Nissen Fundoplication Post-Op Care

Your child recently underwent a Nissen Fundoplication, a procedure that wrapped the upper portion of the stomach around the lower portion of the esophagus, to treat Gastroesophageal Reflux. It is important to follow your surgeon’s instructions regarding diet and treatment of gagging, retching, and/or vomiting to promote long-term integrity of the wrap.

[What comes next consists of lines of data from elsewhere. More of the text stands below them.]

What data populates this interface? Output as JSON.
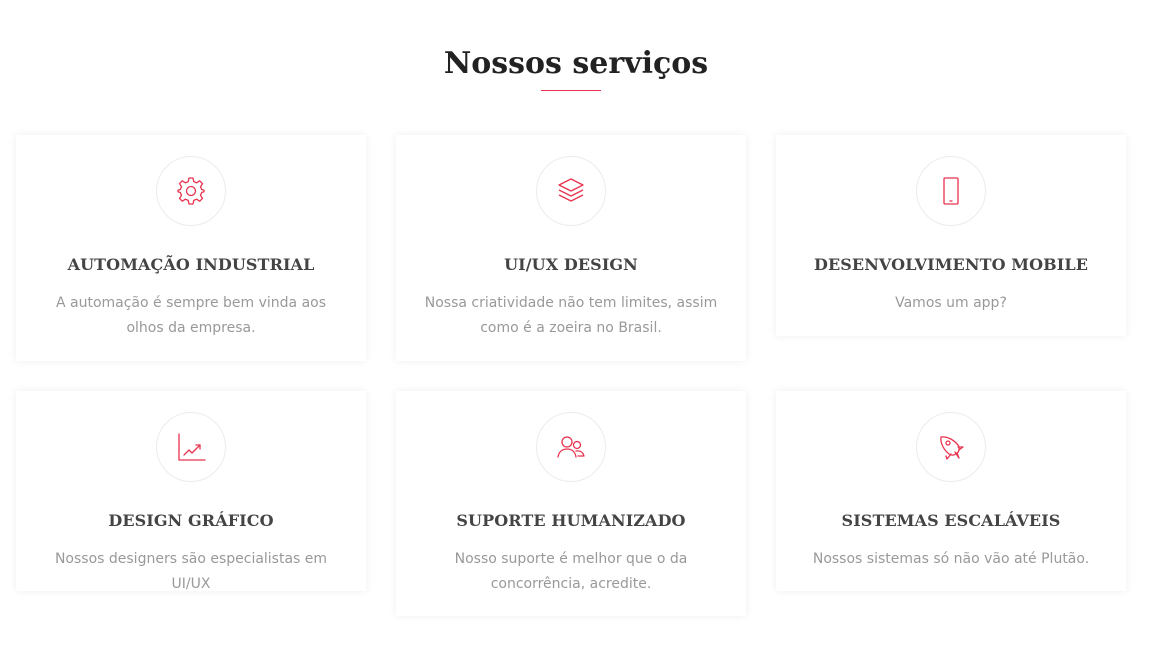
{
  "section": {
    "title": "Nossos serviços",
    "accent_color": "#e8334f"
  },
  "services": [
    {
      "title": "AUTOMAÇÃO INDUSTRIAL",
      "description": "A automação é sempre bem vinda aos olhos da empresa.",
      "icon": "gear-icon"
    },
    {
      "title": "UI/UX DESIGN",
      "description": "Nossa criatividade não tem limites, assim como é a zoeira no Brasil.",
      "icon": "layers-icon"
    },
    {
      "title": "DESENVOLVIMENTO MOBILE",
      "description": "Vamos um app?",
      "icon": "mobile-phone-icon"
    },
    {
      "title": "DESIGN GRÁFICO",
      "description": "Nossos designers são especialistas em UI/UX",
      "icon": "chart-icon"
    },
    {
      "title": "SUPORTE HUMANIZADO",
      "description": "Nosso suporte é melhor que o da concorrência, acredite.",
      "icon": "users-icon"
    },
    {
      "title": "SISTEMAS ESCALÁVEIS",
      "description": "Nossos sistemas só não vão até Plutão.",
      "icon": "rocket-icon"
    }
  ]
}
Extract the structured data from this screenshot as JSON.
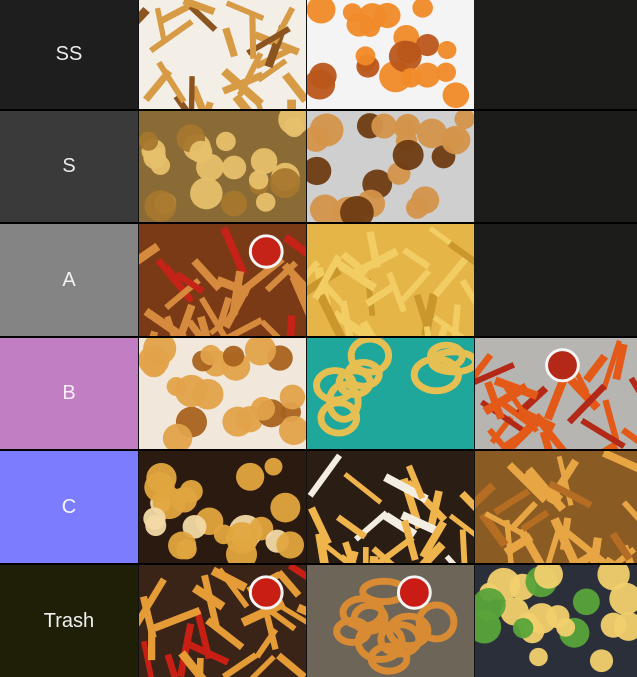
{
  "tiers": [
    {
      "label": "SS",
      "color": "#1e1e1e",
      "text_color": "#ececec",
      "items": [
        {
          "name": "shoestring-fries",
          "bg": "#f3efe7",
          "food": "#d79a45",
          "accent": "#8c5520"
        },
        {
          "name": "waffle-fries",
          "bg": "#f4f4f4",
          "food": "#f08a28",
          "accent": "#b9561a"
        }
      ]
    },
    {
      "label": "S",
      "color": "#3a3a3a",
      "text_color": "#ececec",
      "items": [
        {
          "name": "roasted-potatoes",
          "bg": "#8a6a35",
          "food": "#e6c06a",
          "accent": "#a7772e"
        },
        {
          "name": "smiley-fries",
          "bg": "#cfcfcf",
          "food": "#d4944a",
          "accent": "#6e3b12"
        }
      ]
    },
    {
      "label": "A",
      "color": "#848484",
      "text_color": "#f3f3f3",
      "items": [
        {
          "name": "potato-wedges",
          "bg": "#7a3a16",
          "food": "#d58a3d",
          "accent": "#c52218"
        },
        {
          "name": "french-fries",
          "bg": "#e5b548",
          "food": "#f1cd63",
          "accent": "#c9972c"
        }
      ]
    },
    {
      "label": "B",
      "color": "#c27ec2",
      "text_color": "#f6eef6",
      "items": [
        {
          "name": "tater-tots",
          "bg": "#f1e7db",
          "food": "#e2a24a",
          "accent": "#a8621e"
        },
        {
          "name": "spiral-potatoes",
          "bg": "#1ea79a",
          "food": "#e6bf52",
          "accent": "#8b5d1b"
        },
        {
          "name": "sweet-potato-fries",
          "bg": "#b7b5b1",
          "food": "#e35a18",
          "accent": "#b42817"
        }
      ]
    },
    {
      "label": "C",
      "color": "#7c7cff",
      "text_color": "#f7f7ff",
      "items": [
        {
          "name": "chips",
          "bg": "#2b1a10",
          "food": "#e2a53f",
          "accent": "#f2d9a6"
        },
        {
          "name": "steak-fries",
          "bg": "#2a1d14",
          "food": "#f0b44d",
          "accent": "#f4eee2"
        },
        {
          "name": "crinkle-cut-fries",
          "bg": "#8a5b23",
          "food": "#e8a544",
          "accent": "#b46d22"
        }
      ]
    },
    {
      "label": "Trash",
      "color": "#1f1e07",
      "text_color": "#f1f1f1",
      "items": [
        {
          "name": "thick-cut-fries",
          "bg": "#3a2418",
          "food": "#e59b36",
          "accent": "#c71f14"
        },
        {
          "name": "curly-fries",
          "bg": "#6d6658",
          "food": "#d98b33",
          "accent": "#c81c15"
        },
        {
          "name": "fish-and-chips",
          "bg": "#2b2f39",
          "food": "#f2d06e",
          "accent": "#59a43a"
        }
      ]
    }
  ]
}
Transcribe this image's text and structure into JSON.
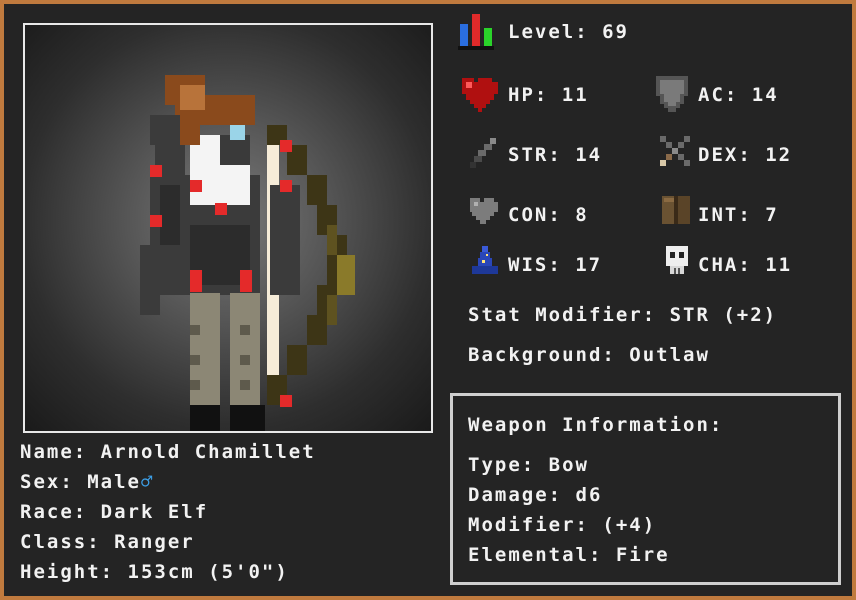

The first 2 weeks after the surgery, the patient should consume a “soft, slippery” diet and avoid food that may get stuck.

Diet
Safe foods Foods to avoid
Applesauce Meats
Pudding Bread, Noodles, Pancakes, Pastries
Smoothies/Milkshakes (well blended) Carbonated beverages
Strained soups Chunky or hearty soups/stews
Mashed potatoes Peanut butter
Yogurt (without fruit seeds) Nuts/seeds
Cream of wheat Hard cheeses
Scrambled eggs Fried foods
Soft cooked Vegetables Raw fruits and vegetables

At your post-op visit, your surgeon will discuss advancing your child’s diet to include more solid foods. It is essential for your child to take small bites, chew well and drink frequent sips of fluid in between bites. If your child experiences a sensation of food getting stuck, stop eating and continue to drink frequent sips of fluid. This can be normal sensation following surgery. Consider avoiding the offending food for a week. IF fluid does not pass, call your surgeon’s office immediately.

Gagging/Retching

When your child gags, retches or tries to vomit, increased pressure is placed on the wrap. This pressure may cause the wrap to loosen or even come apart completely resulting in a return of your child’s reflux symptoms. It is important to use medication to stop any episodes of gagging, retching or vomiting. If your child is less than 6 months old, Benadryl is used to stop these symptoms. See the following table for dosing.

Benadryl dosing table
Weight in pounds Amount
6-8 pounds 1 ml every 4-6 hours
8-10 pounds 1 ½ ml every 4-6 hours
10-13 pounds 2 ml every 4-6 hours
13-15 pounds 2 ½ ml every 4-6 hours
15-17 pounds 3 ml every 4-6 hours
17-19 pounds 3 ½ ml every 4-6 hours

For children over 6 months of age, a prescription medicine called Zofran (Ondansetron) is used. You should always have this medication on hand. Please follow the dosing instructions on the label or call our office at 303-839-6001 for a prescription. If this medicine is not alleviating your child’s symptoms, seek medical treatment.